Here's the code, where am I going wrong? (I'm sure its simple):

#!/usr/bin/python

# This script is designed to take a genbank file and 'slice out'/'subset'
# regions (genes/operons etc.) and produce a separate file.

# Based upon the tutorial at http://biopython.org/DIST/docs/tutorial/Tutorial.html#htoc44

# Set up and handle arguments:
from Bio import SeqIO
import getopt


def main(argv):
    record = ''
    start = ''
    end = ''
    try:
        opts, args = getopt.getopt(argv, 'hi:o:s:e:', [
                                                   'help',
                                                   'input=',
                                                   'outfile=',
                                                   'start=',
                                                   'end='
                                                   ]
                              )
        if not opts:
            print "No options supplied. Aborting."
            usage()
            sys.exit(2)
    except getopt.GetoptError:
        print "Some issue with commandline args.\n"
        usage()
        sys.exit(2)

    for opt, arg in opts:
        if opt in ("-h", "--help"):
            usage()
            sys.exit(2)
        elif opt in ("-i", "--input"):
            filename = arg
            record = SeqIO.read(arg, "genbank")
        elif opt in ("-o", "--outfile"):
            outfile = arg
        elif opt in ("-s", "--start"):
            start = arg
        elif opt in ("-e", "--end"):
            end = arg
    print("Slicing " + filename + " from " + str(start) + " to " + str(end))

def usage():
    print(
"""
This script 'slices' entries such as genes or operons out of a genbank,
subsetting them as their own file.

Usage:
python slice_genbank.py -h|--help -i|--input <genbank> -o|--output <genbank> -s|--start <int> -e|--end <int>"

Options:

-h|--help       Displays this usage message. No options will also do this.
-i|--input      The genbank file you which to subset a record from.
-o|--outfile    The file name you wish to give to the new sliced genbank.
-s|--start      An integer base index to slice the record from.
-e|--end        An integer base index to slice the record to.
"""
      )

#Do the slicing
sub_record = record[start:end]
SeqIO.write(sub_record, outfile, "genbank")

if __name__ == "__main__":
 main(sys.argv[1:])

It's also possible there's an issue with the SeqIO.write syntax, but I haven't got as far as that yet.

EDIT:

Also forgot to mention that when I use `record = SeqIO.read("file.gbk", "genbank") and write the file name directly in to the script, it works correctly.


Solution

  • As said in the comments, your variable records is only defined in the method main() (the same is true for start and end), thus it is not visible for the rest of the program.

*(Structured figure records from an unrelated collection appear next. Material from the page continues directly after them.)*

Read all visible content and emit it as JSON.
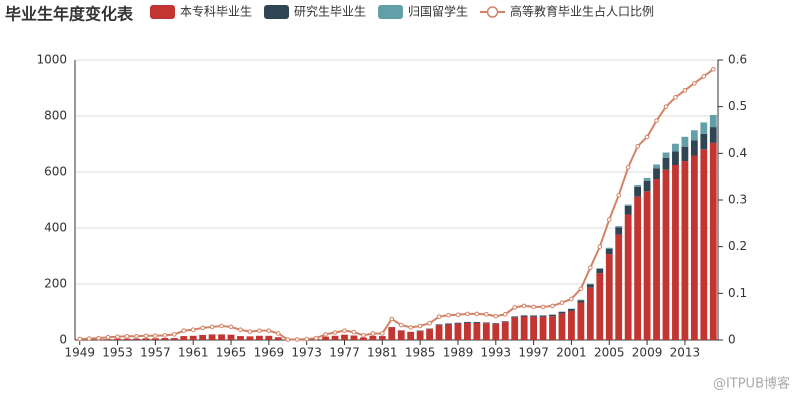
{
  "chart_data": {
    "type": "bar",
    "title": "毕业生年度变化表",
    "categories": [
      "1949",
      null,
      null,
      null,
      "1953",
      null,
      null,
      null,
      "1957",
      null,
      null,
      null,
      "1961",
      null,
      null,
      null,
      "1965",
      null,
      null,
      null,
      "1969",
      null,
      null,
      null,
      "1973",
      null,
      null,
      null,
      "1977",
      null,
      null,
      null,
      "1981",
      null,
      null,
      null,
      "1985",
      null,
      null,
      null,
      "1989",
      null,
      null,
      null,
      "1993",
      null,
      null,
      null,
      "1997",
      null,
      null,
      null,
      "2001",
      null,
      null,
      null,
      "2005",
      null,
      null,
      null,
      "2009",
      null,
      null,
      null,
      "2013",
      null,
      null,
      null
    ],
    "series": [
      {
        "name": "本专科毕业生",
        "color": "#c23531",
        "values": [
          2,
          2,
          2,
          3,
          5,
          5,
          5,
          6,
          6,
          7,
          7,
          14,
          15,
          18,
          20,
          20,
          19,
          14,
          13,
          15,
          15,
          10,
          1,
          2,
          3,
          4,
          12,
          15,
          19,
          16,
          9,
          15,
          14,
          46,
          34,
          29,
          32,
          39,
          53,
          55,
          58,
          61,
          61,
          60,
          57,
          64,
          81,
          84,
          83,
          83,
          85,
          95,
          104,
          134,
          188,
          239,
          307,
          377,
          448,
          512,
          531,
          575,
          608,
          625,
          639,
          659,
          681,
          704
        ]
      },
      {
        "name": "研究生毕业生",
        "color": "#2f4554",
        "values": [
          0,
          0,
          0,
          0,
          0,
          0,
          0,
          0,
          0,
          0,
          0,
          0,
          0,
          0,
          0,
          0,
          0,
          0,
          0,
          0,
          0,
          0,
          0,
          0,
          0,
          0,
          0,
          0,
          0,
          0,
          0,
          0,
          0,
          0.4,
          0.4,
          0.3,
          1.7,
          1.7,
          2.8,
          4,
          3.7,
          3.5,
          3.3,
          2.6,
          2.8,
          2.8,
          3.2,
          3.9,
          4.7,
          4.7,
          5.5,
          5.9,
          6.8,
          8.1,
          11.1,
          15.1,
          19,
          25.6,
          31.2,
          34.5,
          37.1,
          38.4,
          43,
          48.6,
          51.4,
          53.6,
          55.2,
          56.4
        ]
      },
      {
        "name": "归国留学生",
        "color": "#61a0a8",
        "values": [
          0,
          0,
          0,
          0,
          0,
          0,
          0,
          0,
          0,
          0,
          0,
          0,
          0,
          0,
          0,
          0,
          0,
          0,
          0,
          0,
          0,
          0,
          0,
          0,
          0,
          0,
          0,
          0,
          0,
          0,
          0,
          0,
          0,
          0,
          0,
          0,
          0,
          0,
          0,
          0,
          0,
          0,
          0,
          0,
          0,
          0,
          0,
          0,
          0,
          0,
          0,
          0.9,
          1.2,
          1.8,
          2,
          2.5,
          3.5,
          4.2,
          4.4,
          6.9,
          10.8,
          13.5,
          18.6,
          27.3,
          35.4,
          36.5,
          40.9,
          43.3
        ]
      },
      {
        "name": "高等教育毕业生占人口比例",
        "color": "#d48265",
        "type": "line",
        "axis": "y2",
        "values": [
          0.002,
          0.003,
          0.004,
          0.006,
          0.007,
          0.008,
          0.008,
          0.009,
          0.009,
          0.01,
          0.012,
          0.02,
          0.022,
          0.026,
          0.028,
          0.03,
          0.028,
          0.022,
          0.018,
          0.02,
          0.02,
          0.014,
          0.001,
          0.001,
          0.002,
          0.004,
          0.012,
          0.016,
          0.02,
          0.017,
          0.01,
          0.014,
          0.014,
          0.045,
          0.032,
          0.027,
          0.03,
          0.036,
          0.05,
          0.053,
          0.054,
          0.056,
          0.056,
          0.055,
          0.051,
          0.055,
          0.07,
          0.073,
          0.071,
          0.071,
          0.073,
          0.08,
          0.088,
          0.11,
          0.155,
          0.2,
          0.258,
          0.31,
          0.37,
          0.415,
          0.435,
          0.47,
          0.5,
          0.52,
          0.535,
          0.55,
          0.565,
          0.58
        ]
      }
    ],
    "ylim": [
      0,
      1000
    ],
    "yticks": [
      0,
      200,
      400,
      600,
      800,
      1000
    ],
    "y2lim": [
      0,
      0.6
    ],
    "y2ticks": [
      0,
      0.1,
      0.2,
      0.3,
      0.4,
      0.5,
      0.6
    ],
    "grid": true,
    "stacked": true,
    "legend": "top"
  },
  "watermark": "@ITPUB博客"
}
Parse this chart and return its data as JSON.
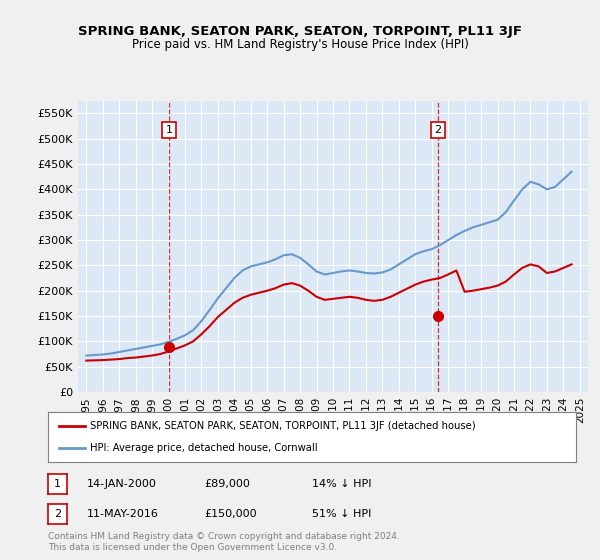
{
  "title": "SPRING BANK, SEATON PARK, SEATON, TORPOINT, PL11 3JF",
  "subtitle": "Price paid vs. HM Land Registry's House Price Index (HPI)",
  "legend_line1": "SPRING BANK, SEATON PARK, SEATON, TORPOINT, PL11 3JF (detached house)",
  "legend_line2": "HPI: Average price, detached house, Cornwall",
  "footnote": "Contains HM Land Registry data © Crown copyright and database right 2024.\nThis data is licensed under the Open Government Licence v3.0.",
  "sale1_label": "1",
  "sale1_date": "14-JAN-2000",
  "sale1_price": "£89,000",
  "sale1_hpi": "14% ↓ HPI",
  "sale1_x": 2000.04,
  "sale1_y": 89000,
  "sale2_label": "2",
  "sale2_date": "11-MAY-2016",
  "sale2_price": "£150,000",
  "sale2_hpi": "51% ↓ HPI",
  "sale2_x": 2016.36,
  "sale2_y": 150000,
  "red_line_color": "#cc0000",
  "blue_line_color": "#6699cc",
  "background_color": "#e8f0f8",
  "plot_bg_color": "#dce8f5",
  "grid_color": "#ffffff",
  "ylim": [
    0,
    575000
  ],
  "xlim_start": 1994.5,
  "xlim_end": 2025.5,
  "hpi_years": [
    1995,
    1995.5,
    1996,
    1996.5,
    1997,
    1997.5,
    1998,
    1998.5,
    1999,
    1999.5,
    2000,
    2000.5,
    2001,
    2001.5,
    2002,
    2002.5,
    2003,
    2003.5,
    2004,
    2004.5,
    2005,
    2005.5,
    2006,
    2006.5,
    2007,
    2007.5,
    2008,
    2008.5,
    2009,
    2009.5,
    2010,
    2010.5,
    2011,
    2011.5,
    2012,
    2012.5,
    2013,
    2013.5,
    2014,
    2014.5,
    2015,
    2015.5,
    2016,
    2016.5,
    2017,
    2017.5,
    2018,
    2018.5,
    2019,
    2019.5,
    2020,
    2020.5,
    2021,
    2021.5,
    2022,
    2022.5,
    2023,
    2023.5,
    2024,
    2024.5
  ],
  "hpi_values": [
    72000,
    73000,
    74000,
    76000,
    79000,
    82000,
    85000,
    88000,
    91000,
    94000,
    99000,
    105000,
    112000,
    122000,
    140000,
    162000,
    185000,
    205000,
    225000,
    240000,
    248000,
    252000,
    256000,
    262000,
    270000,
    272000,
    265000,
    252000,
    238000,
    232000,
    235000,
    238000,
    240000,
    238000,
    235000,
    234000,
    236000,
    242000,
    252000,
    262000,
    272000,
    278000,
    282000,
    290000,
    300000,
    310000,
    318000,
    325000,
    330000,
    335000,
    340000,
    355000,
    378000,
    400000,
    415000,
    410000,
    400000,
    405000,
    420000,
    435000
  ],
  "red_years": [
    1995,
    1995.5,
    1996,
    1996.5,
    1997,
    1997.5,
    1998,
    1998.5,
    1999,
    1999.5,
    2000,
    2000.5,
    2001,
    2001.5,
    2002,
    2002.5,
    2003,
    2003.5,
    2004,
    2004.5,
    2005,
    2005.5,
    2006,
    2006.5,
    2007,
    2007.5,
    2008,
    2008.5,
    2009,
    2009.5,
    2010,
    2010.5,
    2011,
    2011.5,
    2012,
    2012.5,
    2013,
    2013.5,
    2014,
    2014.5,
    2015,
    2015.5,
    2016,
    2016.5,
    2017,
    2017.5,
    2018,
    2018.5,
    2019,
    2019.5,
    2020,
    2020.5,
    2021,
    2021.5,
    2022,
    2022.5,
    2023,
    2023.5,
    2024,
    2024.5
  ],
  "red_values": [
    62000,
    62500,
    63000,
    64000,
    65000,
    67000,
    68000,
    70000,
    72000,
    75000,
    80000,
    86000,
    92000,
    100000,
    114000,
    130000,
    148000,
    162000,
    176000,
    186000,
    192000,
    196000,
    200000,
    205000,
    212000,
    215000,
    210000,
    200000,
    188000,
    182000,
    184000,
    186000,
    188000,
    186000,
    182000,
    180000,
    182000,
    188000,
    196000,
    204000,
    212000,
    218000,
    222000,
    225000,
    232000,
    240000,
    198000,
    200000,
    203000,
    206000,
    210000,
    218000,
    232000,
    245000,
    252000,
    248000,
    235000,
    238000,
    245000,
    252000
  ],
  "xtick_years": [
    1995,
    1996,
    1997,
    1998,
    1999,
    2000,
    2001,
    2002,
    2003,
    2004,
    2005,
    2006,
    2007,
    2008,
    2009,
    2010,
    2011,
    2012,
    2013,
    2014,
    2015,
    2016,
    2017,
    2018,
    2019,
    2020,
    2021,
    2022,
    2023,
    2024,
    2025
  ]
}
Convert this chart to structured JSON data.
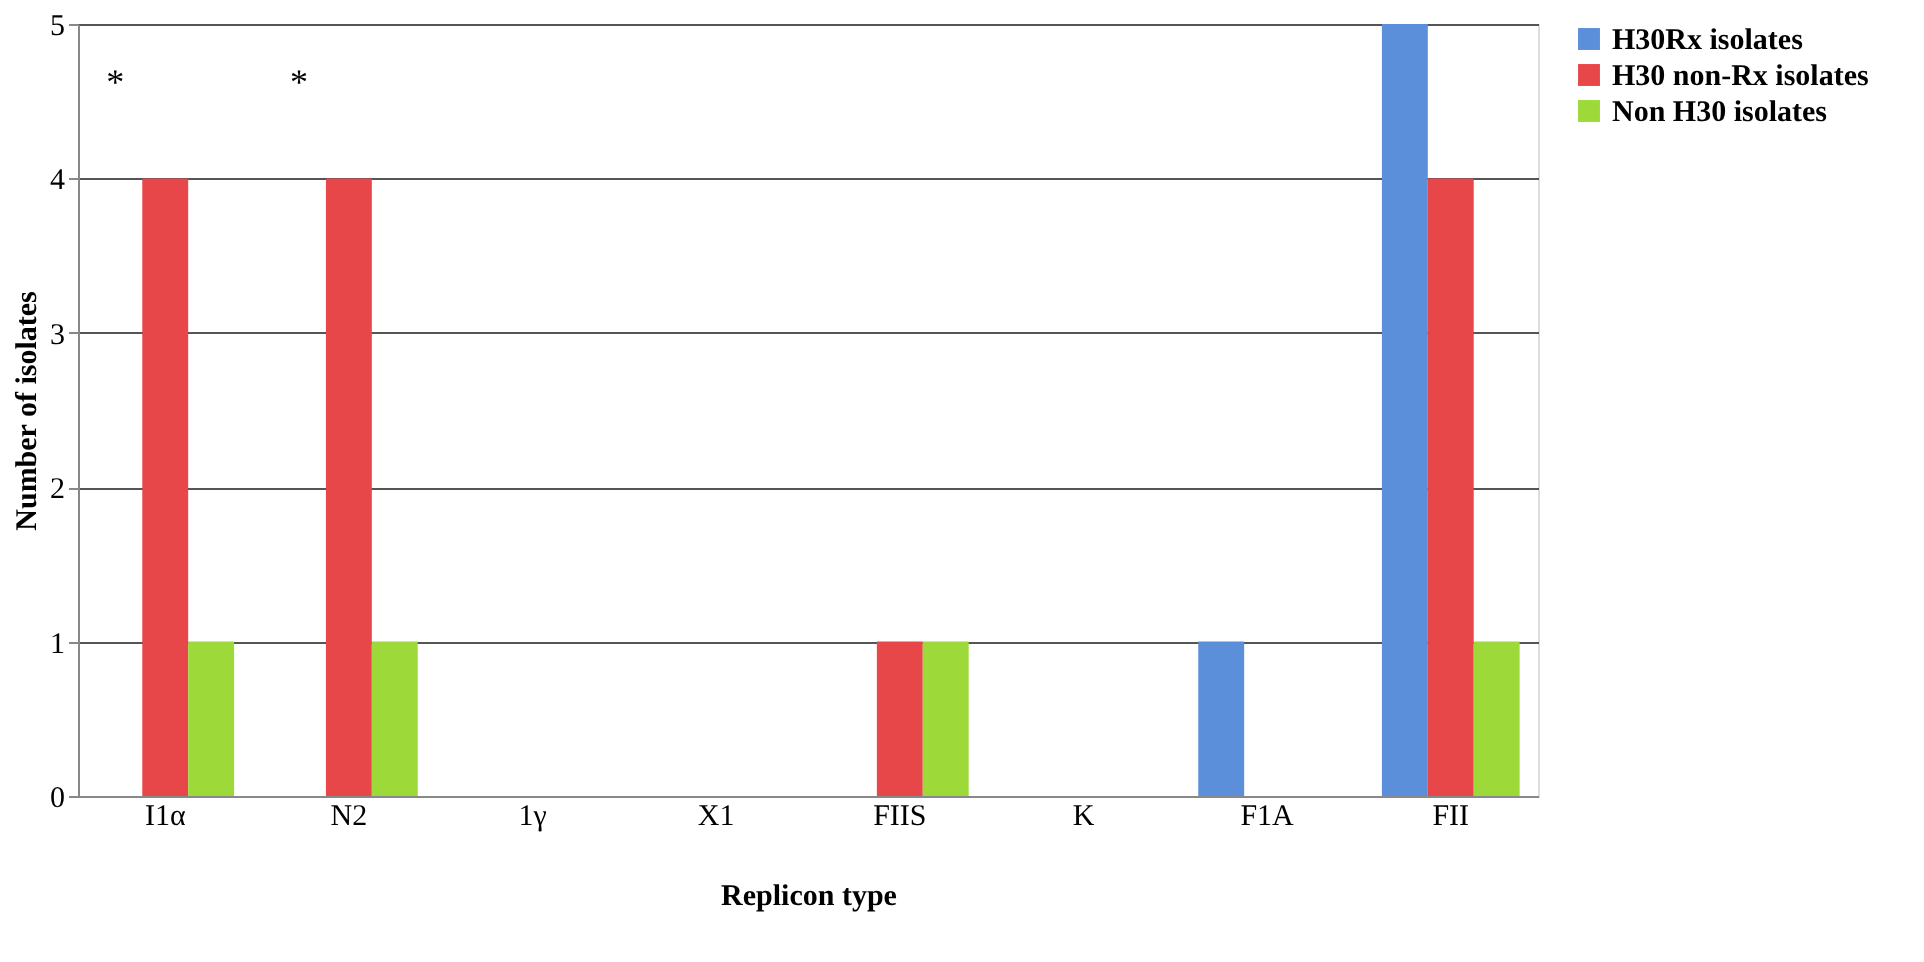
{
  "chart_data": {
    "type": "bar",
    "xlabel": "Replicon type",
    "ylabel": "Number of isolates",
    "categories": [
      "I1α",
      "N2",
      "1γ",
      "X1",
      "FIIS",
      "K",
      "F1A",
      "FII"
    ],
    "series": [
      {
        "name": "H30Rx isolates",
        "color": "#5b8fd9",
        "values": [
          0,
          0,
          0,
          0,
          0,
          0,
          1,
          5
        ]
      },
      {
        "name": "H30 non-Rx isolates",
        "color": "#e8474a",
        "values": [
          4,
          4,
          0,
          0,
          1,
          0,
          0,
          4
        ]
      },
      {
        "name": "Non H30 isolates",
        "color": "#9ed93a",
        "values": [
          1,
          1,
          0,
          0,
          1,
          0,
          0,
          1
        ]
      }
    ],
    "ylim": [
      0,
      5
    ],
    "yticks": [
      0,
      1,
      2,
      3,
      4,
      5
    ],
    "grid": "y",
    "legend": "right",
    "annotations": [
      "*",
      "*"
    ]
  }
}
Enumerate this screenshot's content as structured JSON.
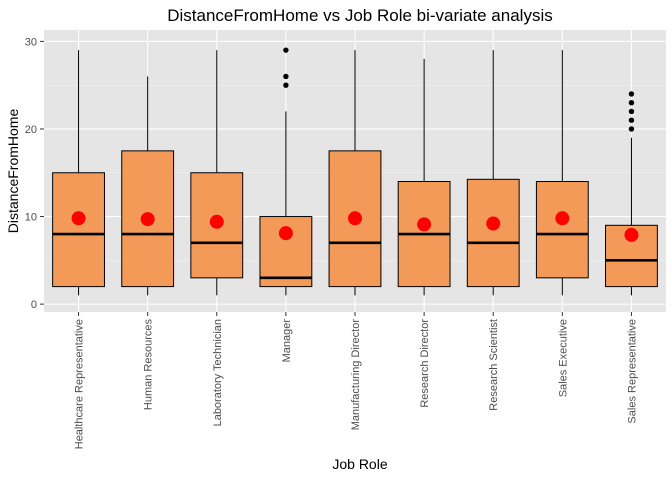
{
  "chart_data": {
    "type": "boxplot",
    "title": "DistanceFromHome vs Job Role bi-variate analysis",
    "xlabel": "Job Role",
    "ylabel": "DistanceFromHome",
    "ylim": [
      -0.9,
      31.3
    ],
    "yticks": [
      0,
      10,
      20,
      30
    ],
    "grid": true,
    "box_fill": "#F39A58",
    "mean_color": "#FF0000",
    "outlier_color": "#000000",
    "panel_background": "#E5E5E5",
    "categories": [
      "Healthcare Representative",
      "Human Resources",
      "Laboratory Technician",
      "Manager",
      "Manufacturing Director",
      "Research Director",
      "Research Scientist",
      "Sales Executive",
      "Sales Representative"
    ],
    "boxes": [
      {
        "whisker_low": 1,
        "q1": 2,
        "median": 8,
        "q3": 15,
        "whisker_high": 29,
        "mean": 9.8,
        "outliers": []
      },
      {
        "whisker_low": 1,
        "q1": 2,
        "median": 8,
        "q3": 17.5,
        "whisker_high": 26,
        "mean": 9.7,
        "outliers": []
      },
      {
        "whisker_low": 1,
        "q1": 3,
        "median": 7,
        "q3": 15,
        "whisker_high": 29,
        "mean": 9.4,
        "outliers": []
      },
      {
        "whisker_low": 1,
        "q1": 2,
        "median": 3,
        "q3": 10,
        "whisker_high": 22,
        "mean": 8.1,
        "outliers": [
          25,
          26,
          29
        ]
      },
      {
        "whisker_low": 1,
        "q1": 2,
        "median": 7,
        "q3": 17.5,
        "whisker_high": 29,
        "mean": 9.8,
        "outliers": []
      },
      {
        "whisker_low": 1,
        "q1": 2,
        "median": 8,
        "q3": 14,
        "whisker_high": 28,
        "mean": 9.1,
        "outliers": []
      },
      {
        "whisker_low": 1,
        "q1": 2,
        "median": 7,
        "q3": 14.25,
        "whisker_high": 29,
        "mean": 9.2,
        "outliers": []
      },
      {
        "whisker_low": 1,
        "q1": 3,
        "median": 8,
        "q3": 14,
        "whisker_high": 29,
        "mean": 9.8,
        "outliers": []
      },
      {
        "whisker_low": 1,
        "q1": 2,
        "median": 5,
        "q3": 9,
        "whisker_high": 19,
        "mean": 7.9,
        "outliers": [
          21,
          22,
          23,
          24,
          20
        ]
      }
    ]
  }
}
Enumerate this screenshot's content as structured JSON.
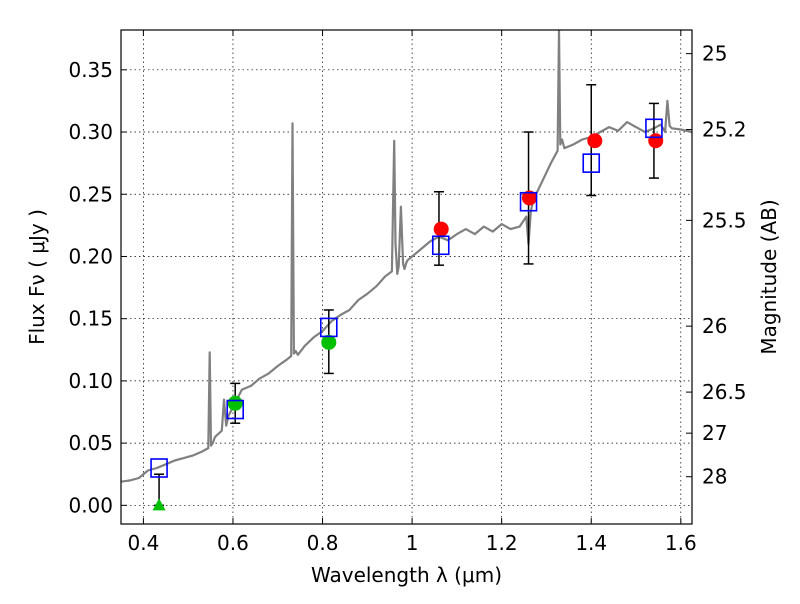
{
  "chart_data": {
    "type": "scatter",
    "xlabel": "Wavelength  λ (μm)",
    "ylabel": "Flux  Fν  ( μJy )",
    "y2label": "Magnitude (AB)",
    "xlim": [
      0.35,
      1.625
    ],
    "ylim": [
      -0.015,
      0.382
    ],
    "grid": true,
    "x_ticks": [
      0.4,
      0.6,
      0.8,
      1.0,
      1.2,
      1.4,
      1.6
    ],
    "x_tick_labels": [
      "0.4",
      "0.6",
      "0.8",
      "1",
      "1.2",
      "1.4",
      "1.6"
    ],
    "y_ticks": [
      0.0,
      0.05,
      0.1,
      0.15,
      0.2,
      0.25,
      0.3,
      0.35
    ],
    "y_tick_labels": [
      "0.00",
      "0.05",
      "0.10",
      "0.15",
      "0.20",
      "0.25",
      "0.30",
      "0.35"
    ],
    "mag_ticks": [
      {
        "label": "25",
        "flux": 0.363
      },
      {
        "label": "25.2",
        "flux": 0.302
      },
      {
        "label": "25.5",
        "flux": 0.229
      },
      {
        "label": "26",
        "flux": 0.144
      },
      {
        "label": "26.5",
        "flux": 0.091
      },
      {
        "label": "27",
        "flux": 0.058
      },
      {
        "label": "28",
        "flux": 0.023
      }
    ],
    "series": [
      {
        "type": "line",
        "color": "#808080",
        "x": [
          0.35,
          0.37,
          0.39,
          0.41,
          0.43,
          0.45,
          0.47,
          0.49,
          0.51,
          0.53,
          0.545,
          0.548,
          0.551,
          0.555,
          0.56,
          0.575,
          0.58,
          0.585,
          0.59,
          0.6,
          0.62,
          0.64,
          0.66,
          0.68,
          0.7,
          0.72,
          0.73,
          0.733,
          0.736,
          0.74,
          0.745,
          0.76,
          0.78,
          0.8,
          0.82,
          0.84,
          0.86,
          0.88,
          0.9,
          0.92,
          0.94,
          0.955,
          0.96,
          0.963,
          0.967,
          0.97,
          0.975,
          0.98,
          0.983,
          0.987,
          0.99,
          1.0,
          1.02,
          1.04,
          1.06,
          1.08,
          1.1,
          1.12,
          1.14,
          1.16,
          1.18,
          1.2,
          1.22,
          1.24,
          1.255,
          1.26,
          1.265,
          1.27,
          1.29,
          1.31,
          1.325,
          1.328,
          1.331,
          1.335,
          1.34,
          1.36,
          1.38,
          1.4,
          1.42,
          1.44,
          1.46,
          1.48,
          1.5,
          1.52,
          1.54,
          1.555,
          1.565,
          1.57,
          1.575,
          1.58,
          1.6,
          1.625
        ],
        "y": [
          0.019,
          0.02,
          0.022,
          0.028,
          0.03,
          0.033,
          0.036,
          0.038,
          0.04,
          0.043,
          0.046,
          0.123,
          0.048,
          0.05,
          0.055,
          0.06,
          0.085,
          0.064,
          0.072,
          0.079,
          0.093,
          0.096,
          0.102,
          0.106,
          0.112,
          0.117,
          0.12,
          0.307,
          0.122,
          0.124,
          0.121,
          0.128,
          0.135,
          0.14,
          0.148,
          0.153,
          0.157,
          0.165,
          0.17,
          0.176,
          0.184,
          0.188,
          0.293,
          0.21,
          0.186,
          0.192,
          0.24,
          0.194,
          0.19,
          0.195,
          0.197,
          0.2,
          0.206,
          0.212,
          0.216,
          0.213,
          0.218,
          0.222,
          0.218,
          0.224,
          0.22,
          0.226,
          0.222,
          0.224,
          0.232,
          0.21,
          0.236,
          0.245,
          0.26,
          0.275,
          0.285,
          0.382,
          0.29,
          0.294,
          0.287,
          0.29,
          0.294,
          0.296,
          0.3,
          0.304,
          0.301,
          0.308,
          0.304,
          0.3,
          0.303,
          0.306,
          0.3,
          0.325,
          0.305,
          0.303,
          0.302,
          0.3
        ]
      },
      {
        "type": "errorbar",
        "color": "#000000",
        "x": [
          0.435,
          0.605,
          0.814,
          1.06,
          1.26,
          1.4,
          1.54
        ],
        "low": [
          0.0,
          0.066,
          0.106,
          0.193,
          0.194,
          0.249,
          0.263
        ],
        "high": [
          0.025,
          0.098,
          0.157,
          0.252,
          0.3,
          0.338,
          0.323
        ]
      },
      {
        "type": "points",
        "marker": "circle",
        "color": "#00c000",
        "x": [
          0.605,
          0.814
        ],
        "y": [
          0.082,
          0.131
        ]
      },
      {
        "type": "points",
        "marker": "circle",
        "color": "#ff0000",
        "x": [
          1.065,
          1.262,
          1.408,
          1.544
        ],
        "y": [
          0.222,
          0.247,
          0.293,
          0.293
        ]
      },
      {
        "type": "points",
        "marker": "triangle",
        "color": "#00c000",
        "x": [
          0.435
        ],
        "y": [
          0.0
        ]
      },
      {
        "type": "points",
        "marker": "square",
        "color": "#0000ff",
        "x": [
          0.435,
          0.605,
          0.814,
          1.064,
          1.26,
          1.4,
          1.54
        ],
        "y": [
          0.03,
          0.077,
          0.143,
          0.209,
          0.244,
          0.275,
          0.303
        ]
      }
    ]
  }
}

You can either return the values like this:

    def main(argv):
        ...
        ...
        return record, start, end
    

    Your call to main() can then look like this:

    record, start, end = main(sys.argv[1:])
    

    Alternatively, you can move your main functionality into the main function (as you did).

    (Another way is to define the variables in the main program and the use the global keyword in your function, this is, however, not recommended.)